Shaken Zurich Insurance probes CFO’s suicide
Zurich insurance has launched an investigation into whether there was “undue pressure” on the company’s chief financial officer, Pierre Wauthier, who committed suicide earlier this week.
Wauthier, 53, left a suicide note referring to his relationship with company chairman Josef Ackermann, who resigned on Thursday in the wake of the death.
“We were informed that such a letter exists and we are aware of its content,” Zurich’s acting chairman Tom de Swaan told a conference call with reporters and analysts on Friday.
The note “related to the relationship between Pierre Wauthier and Joe Ackermann,” de Swaan said.
“It would be inappropriate for me to further elaborate on this.”
Ackermann, who joined the insurance company in March 2012 after serving as CEO for Deutsche Bank, said he quit because he believed Wauthier’s family “is of the opinion that I should take my share of responsibility, as unfounded as any allegations might be.”

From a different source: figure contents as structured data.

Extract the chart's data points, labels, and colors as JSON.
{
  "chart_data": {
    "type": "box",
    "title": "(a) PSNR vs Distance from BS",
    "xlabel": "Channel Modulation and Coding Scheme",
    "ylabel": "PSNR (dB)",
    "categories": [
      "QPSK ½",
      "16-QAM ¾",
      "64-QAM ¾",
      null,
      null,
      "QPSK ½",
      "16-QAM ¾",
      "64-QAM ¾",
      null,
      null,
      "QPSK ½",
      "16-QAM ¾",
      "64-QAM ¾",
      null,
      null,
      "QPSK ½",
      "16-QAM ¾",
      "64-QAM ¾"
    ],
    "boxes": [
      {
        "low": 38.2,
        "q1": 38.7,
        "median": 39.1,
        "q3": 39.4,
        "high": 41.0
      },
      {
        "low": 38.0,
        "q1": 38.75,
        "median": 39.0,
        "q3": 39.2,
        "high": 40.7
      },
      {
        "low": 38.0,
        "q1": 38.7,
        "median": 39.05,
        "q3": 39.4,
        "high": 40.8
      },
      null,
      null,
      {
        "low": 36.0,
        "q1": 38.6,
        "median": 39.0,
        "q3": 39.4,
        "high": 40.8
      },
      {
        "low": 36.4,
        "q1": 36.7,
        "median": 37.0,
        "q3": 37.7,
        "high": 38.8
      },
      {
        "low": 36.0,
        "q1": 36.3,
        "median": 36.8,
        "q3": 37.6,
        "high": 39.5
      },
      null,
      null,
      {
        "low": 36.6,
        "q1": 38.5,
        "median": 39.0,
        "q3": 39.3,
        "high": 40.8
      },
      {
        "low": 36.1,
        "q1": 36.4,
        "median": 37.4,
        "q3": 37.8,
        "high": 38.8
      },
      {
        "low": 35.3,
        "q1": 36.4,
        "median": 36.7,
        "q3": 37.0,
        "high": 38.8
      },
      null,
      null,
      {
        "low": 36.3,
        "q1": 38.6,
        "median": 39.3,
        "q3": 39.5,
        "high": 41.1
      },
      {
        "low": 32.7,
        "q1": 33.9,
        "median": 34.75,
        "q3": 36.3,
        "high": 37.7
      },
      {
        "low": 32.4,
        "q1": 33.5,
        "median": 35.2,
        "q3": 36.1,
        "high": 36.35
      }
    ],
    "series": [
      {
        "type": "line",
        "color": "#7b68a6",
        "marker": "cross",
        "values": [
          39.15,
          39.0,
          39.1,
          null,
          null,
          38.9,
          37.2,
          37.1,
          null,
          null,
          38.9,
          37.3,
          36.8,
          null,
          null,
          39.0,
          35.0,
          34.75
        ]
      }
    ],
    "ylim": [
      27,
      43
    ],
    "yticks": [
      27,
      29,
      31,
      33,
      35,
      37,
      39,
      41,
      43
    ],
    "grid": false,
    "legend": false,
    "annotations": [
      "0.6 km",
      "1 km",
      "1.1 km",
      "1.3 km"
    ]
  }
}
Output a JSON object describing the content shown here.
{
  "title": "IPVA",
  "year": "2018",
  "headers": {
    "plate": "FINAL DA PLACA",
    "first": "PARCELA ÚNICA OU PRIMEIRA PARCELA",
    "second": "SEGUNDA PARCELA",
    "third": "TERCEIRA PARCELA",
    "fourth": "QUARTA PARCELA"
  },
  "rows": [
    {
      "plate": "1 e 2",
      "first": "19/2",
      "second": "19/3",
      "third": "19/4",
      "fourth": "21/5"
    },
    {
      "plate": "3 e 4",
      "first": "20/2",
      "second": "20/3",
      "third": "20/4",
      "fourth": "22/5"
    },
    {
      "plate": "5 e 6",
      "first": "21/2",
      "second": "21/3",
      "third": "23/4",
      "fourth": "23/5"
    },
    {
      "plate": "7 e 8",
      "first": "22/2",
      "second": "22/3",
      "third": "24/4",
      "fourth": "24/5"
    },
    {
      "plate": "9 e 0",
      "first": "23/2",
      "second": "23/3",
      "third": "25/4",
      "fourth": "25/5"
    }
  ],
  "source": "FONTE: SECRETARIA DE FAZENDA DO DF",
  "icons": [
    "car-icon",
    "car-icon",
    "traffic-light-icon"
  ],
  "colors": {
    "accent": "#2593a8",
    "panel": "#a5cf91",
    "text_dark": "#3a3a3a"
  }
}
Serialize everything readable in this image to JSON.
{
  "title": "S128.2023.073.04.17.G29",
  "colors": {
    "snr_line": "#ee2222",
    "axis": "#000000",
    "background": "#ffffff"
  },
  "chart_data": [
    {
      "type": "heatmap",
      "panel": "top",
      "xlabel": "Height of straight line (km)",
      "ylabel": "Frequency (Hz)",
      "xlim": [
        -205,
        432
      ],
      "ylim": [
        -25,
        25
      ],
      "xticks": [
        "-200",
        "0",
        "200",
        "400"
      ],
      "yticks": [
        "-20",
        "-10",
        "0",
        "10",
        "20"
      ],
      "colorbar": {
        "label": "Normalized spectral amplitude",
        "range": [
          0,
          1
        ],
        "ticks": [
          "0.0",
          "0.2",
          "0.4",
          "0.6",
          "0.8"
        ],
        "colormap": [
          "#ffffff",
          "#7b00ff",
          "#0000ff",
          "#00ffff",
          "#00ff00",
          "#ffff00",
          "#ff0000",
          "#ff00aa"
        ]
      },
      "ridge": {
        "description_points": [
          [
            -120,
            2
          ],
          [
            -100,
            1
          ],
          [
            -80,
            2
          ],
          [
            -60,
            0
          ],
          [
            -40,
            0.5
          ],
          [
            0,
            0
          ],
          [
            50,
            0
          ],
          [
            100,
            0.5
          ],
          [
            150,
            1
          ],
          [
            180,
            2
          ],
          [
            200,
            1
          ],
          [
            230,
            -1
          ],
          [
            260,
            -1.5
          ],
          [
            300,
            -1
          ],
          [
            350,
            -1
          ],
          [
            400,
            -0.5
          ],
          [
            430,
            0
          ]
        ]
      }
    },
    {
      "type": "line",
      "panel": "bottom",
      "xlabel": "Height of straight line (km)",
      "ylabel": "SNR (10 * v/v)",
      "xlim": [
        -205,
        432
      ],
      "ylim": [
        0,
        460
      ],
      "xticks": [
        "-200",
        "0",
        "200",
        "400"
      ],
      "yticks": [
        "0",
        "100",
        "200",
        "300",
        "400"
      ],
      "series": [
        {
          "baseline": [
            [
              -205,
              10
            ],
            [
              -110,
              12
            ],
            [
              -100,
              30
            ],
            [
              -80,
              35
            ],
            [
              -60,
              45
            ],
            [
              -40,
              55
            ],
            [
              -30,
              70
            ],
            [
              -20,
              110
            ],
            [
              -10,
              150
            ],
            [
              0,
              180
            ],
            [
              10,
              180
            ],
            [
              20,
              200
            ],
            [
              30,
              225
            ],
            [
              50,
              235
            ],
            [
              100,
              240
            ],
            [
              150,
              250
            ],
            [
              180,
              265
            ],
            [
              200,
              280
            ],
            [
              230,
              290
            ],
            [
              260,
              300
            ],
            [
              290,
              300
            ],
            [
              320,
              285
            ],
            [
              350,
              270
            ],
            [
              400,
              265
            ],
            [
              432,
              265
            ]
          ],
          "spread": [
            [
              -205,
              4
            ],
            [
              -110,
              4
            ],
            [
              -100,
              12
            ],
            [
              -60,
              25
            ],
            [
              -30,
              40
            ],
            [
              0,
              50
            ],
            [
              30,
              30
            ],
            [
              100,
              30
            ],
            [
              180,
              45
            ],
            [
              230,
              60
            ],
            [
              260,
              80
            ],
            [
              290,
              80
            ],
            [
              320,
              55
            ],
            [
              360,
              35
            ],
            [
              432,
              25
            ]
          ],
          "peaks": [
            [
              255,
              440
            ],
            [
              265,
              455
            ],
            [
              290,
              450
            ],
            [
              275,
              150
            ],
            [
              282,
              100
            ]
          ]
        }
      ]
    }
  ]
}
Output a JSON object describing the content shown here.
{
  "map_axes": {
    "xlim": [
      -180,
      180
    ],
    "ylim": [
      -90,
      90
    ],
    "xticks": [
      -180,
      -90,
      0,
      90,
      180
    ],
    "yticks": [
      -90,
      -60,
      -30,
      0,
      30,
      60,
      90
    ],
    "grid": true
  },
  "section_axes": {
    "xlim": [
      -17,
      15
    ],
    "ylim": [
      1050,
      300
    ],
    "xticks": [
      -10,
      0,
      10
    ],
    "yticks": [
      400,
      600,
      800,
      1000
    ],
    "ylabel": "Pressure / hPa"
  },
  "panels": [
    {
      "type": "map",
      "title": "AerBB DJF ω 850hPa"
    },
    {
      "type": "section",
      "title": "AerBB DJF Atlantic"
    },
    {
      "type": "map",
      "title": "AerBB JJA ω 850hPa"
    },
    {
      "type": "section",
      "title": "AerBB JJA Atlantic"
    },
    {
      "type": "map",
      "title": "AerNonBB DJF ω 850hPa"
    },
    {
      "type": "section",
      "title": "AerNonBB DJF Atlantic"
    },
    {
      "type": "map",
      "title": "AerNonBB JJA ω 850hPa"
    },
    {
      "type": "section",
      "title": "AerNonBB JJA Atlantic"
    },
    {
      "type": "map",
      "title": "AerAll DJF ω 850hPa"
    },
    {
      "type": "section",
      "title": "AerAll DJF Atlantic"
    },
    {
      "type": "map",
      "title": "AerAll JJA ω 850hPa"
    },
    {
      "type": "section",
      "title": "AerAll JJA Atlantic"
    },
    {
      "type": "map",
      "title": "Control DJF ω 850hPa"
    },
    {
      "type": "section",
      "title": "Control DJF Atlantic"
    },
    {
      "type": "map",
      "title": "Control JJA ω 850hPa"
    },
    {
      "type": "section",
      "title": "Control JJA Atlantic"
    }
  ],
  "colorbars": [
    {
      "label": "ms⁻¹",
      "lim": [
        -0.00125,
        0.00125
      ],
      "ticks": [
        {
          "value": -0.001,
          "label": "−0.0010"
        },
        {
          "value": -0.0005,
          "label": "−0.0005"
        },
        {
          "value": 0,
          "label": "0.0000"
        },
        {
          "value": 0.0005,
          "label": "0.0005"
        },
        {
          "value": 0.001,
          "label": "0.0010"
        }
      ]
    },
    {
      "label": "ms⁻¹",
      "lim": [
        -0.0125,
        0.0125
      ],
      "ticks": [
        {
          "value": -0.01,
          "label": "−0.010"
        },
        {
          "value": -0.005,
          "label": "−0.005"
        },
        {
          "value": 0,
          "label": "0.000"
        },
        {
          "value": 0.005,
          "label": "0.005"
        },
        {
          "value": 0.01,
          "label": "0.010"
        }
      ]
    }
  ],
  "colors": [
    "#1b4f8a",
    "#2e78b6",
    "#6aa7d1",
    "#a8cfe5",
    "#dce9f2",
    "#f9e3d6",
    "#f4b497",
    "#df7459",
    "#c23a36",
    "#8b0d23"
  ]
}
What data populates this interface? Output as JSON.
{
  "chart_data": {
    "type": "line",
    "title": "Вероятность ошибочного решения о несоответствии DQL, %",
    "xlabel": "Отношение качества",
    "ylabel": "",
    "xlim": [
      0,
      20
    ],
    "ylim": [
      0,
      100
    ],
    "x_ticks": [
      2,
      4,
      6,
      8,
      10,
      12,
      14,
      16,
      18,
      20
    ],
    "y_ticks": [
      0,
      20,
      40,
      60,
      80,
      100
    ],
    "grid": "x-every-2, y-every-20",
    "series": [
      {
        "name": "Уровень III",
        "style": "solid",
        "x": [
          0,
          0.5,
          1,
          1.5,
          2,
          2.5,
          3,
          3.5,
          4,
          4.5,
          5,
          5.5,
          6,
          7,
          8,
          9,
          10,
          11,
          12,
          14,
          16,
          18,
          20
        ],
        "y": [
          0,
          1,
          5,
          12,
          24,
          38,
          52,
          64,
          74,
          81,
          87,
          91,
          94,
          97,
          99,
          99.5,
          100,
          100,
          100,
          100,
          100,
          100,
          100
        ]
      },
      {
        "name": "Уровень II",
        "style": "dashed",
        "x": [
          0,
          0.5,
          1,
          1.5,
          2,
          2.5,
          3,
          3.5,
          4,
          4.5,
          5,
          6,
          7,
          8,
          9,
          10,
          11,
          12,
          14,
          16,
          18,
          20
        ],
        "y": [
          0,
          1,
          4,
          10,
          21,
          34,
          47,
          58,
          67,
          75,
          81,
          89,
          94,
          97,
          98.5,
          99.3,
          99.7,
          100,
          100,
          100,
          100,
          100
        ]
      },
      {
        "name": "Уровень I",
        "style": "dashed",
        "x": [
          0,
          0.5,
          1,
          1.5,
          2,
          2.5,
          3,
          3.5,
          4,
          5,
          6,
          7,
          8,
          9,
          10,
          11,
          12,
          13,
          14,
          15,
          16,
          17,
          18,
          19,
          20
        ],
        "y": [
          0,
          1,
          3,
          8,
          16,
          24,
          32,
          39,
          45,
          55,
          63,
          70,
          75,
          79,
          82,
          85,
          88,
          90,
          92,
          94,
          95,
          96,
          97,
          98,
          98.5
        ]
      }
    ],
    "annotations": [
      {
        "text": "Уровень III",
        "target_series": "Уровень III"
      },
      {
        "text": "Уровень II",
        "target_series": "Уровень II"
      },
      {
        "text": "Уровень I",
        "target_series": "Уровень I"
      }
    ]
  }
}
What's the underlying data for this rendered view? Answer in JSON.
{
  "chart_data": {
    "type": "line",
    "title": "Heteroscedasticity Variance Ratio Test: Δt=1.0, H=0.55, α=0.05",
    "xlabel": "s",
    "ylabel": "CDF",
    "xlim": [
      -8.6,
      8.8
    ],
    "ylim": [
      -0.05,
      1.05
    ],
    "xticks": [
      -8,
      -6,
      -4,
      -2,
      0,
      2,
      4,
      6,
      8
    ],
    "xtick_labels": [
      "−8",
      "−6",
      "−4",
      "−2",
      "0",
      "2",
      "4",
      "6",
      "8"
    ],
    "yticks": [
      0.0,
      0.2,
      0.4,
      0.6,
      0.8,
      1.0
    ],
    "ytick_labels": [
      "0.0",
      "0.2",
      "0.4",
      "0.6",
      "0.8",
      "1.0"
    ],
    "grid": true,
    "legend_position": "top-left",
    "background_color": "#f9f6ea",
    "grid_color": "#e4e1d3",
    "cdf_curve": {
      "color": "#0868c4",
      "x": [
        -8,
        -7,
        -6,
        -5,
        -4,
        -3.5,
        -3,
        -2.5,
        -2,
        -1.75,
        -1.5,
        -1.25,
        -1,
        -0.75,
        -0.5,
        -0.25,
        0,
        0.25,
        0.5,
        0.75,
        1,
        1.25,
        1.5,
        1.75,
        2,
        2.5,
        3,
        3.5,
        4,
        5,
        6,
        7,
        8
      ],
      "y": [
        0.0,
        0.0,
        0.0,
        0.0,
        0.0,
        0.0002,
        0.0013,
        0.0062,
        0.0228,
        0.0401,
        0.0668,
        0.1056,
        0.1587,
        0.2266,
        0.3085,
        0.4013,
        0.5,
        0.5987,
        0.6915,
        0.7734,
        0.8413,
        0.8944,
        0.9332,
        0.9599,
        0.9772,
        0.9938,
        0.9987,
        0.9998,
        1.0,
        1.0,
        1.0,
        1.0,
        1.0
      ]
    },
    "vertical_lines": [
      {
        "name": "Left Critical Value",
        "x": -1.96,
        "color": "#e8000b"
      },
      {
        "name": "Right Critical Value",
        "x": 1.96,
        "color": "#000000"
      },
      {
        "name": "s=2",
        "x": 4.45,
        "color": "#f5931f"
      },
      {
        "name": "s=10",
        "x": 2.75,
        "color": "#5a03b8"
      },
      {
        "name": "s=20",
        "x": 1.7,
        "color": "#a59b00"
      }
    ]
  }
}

Ackermann, 65, added that he decided to resign “to avoid any damage to Zurich’s reputation”.
However, the company appears to be struggling to deal with a media storm unleashed by the death of Wauthier, whose body was found in his home on Monday.
The dual British and French citizen had worked as Zurich’s CFO since 2011.
The price of Zurich’s shares fell for three days this week before rebounding slightly on Friday as investors worried over the possible consequences of the impact of management changes.
De Swaan emphasized that Ackermann's decision to step down was a personal one.
He said he was unaware of any inappropriate behaviour in the board room but the company would to look to see if Wauthier faced pressure elsewhere.
“The recent developments have been extremely unsettling and our focus is on ensuring the continued stability of the company,” he said.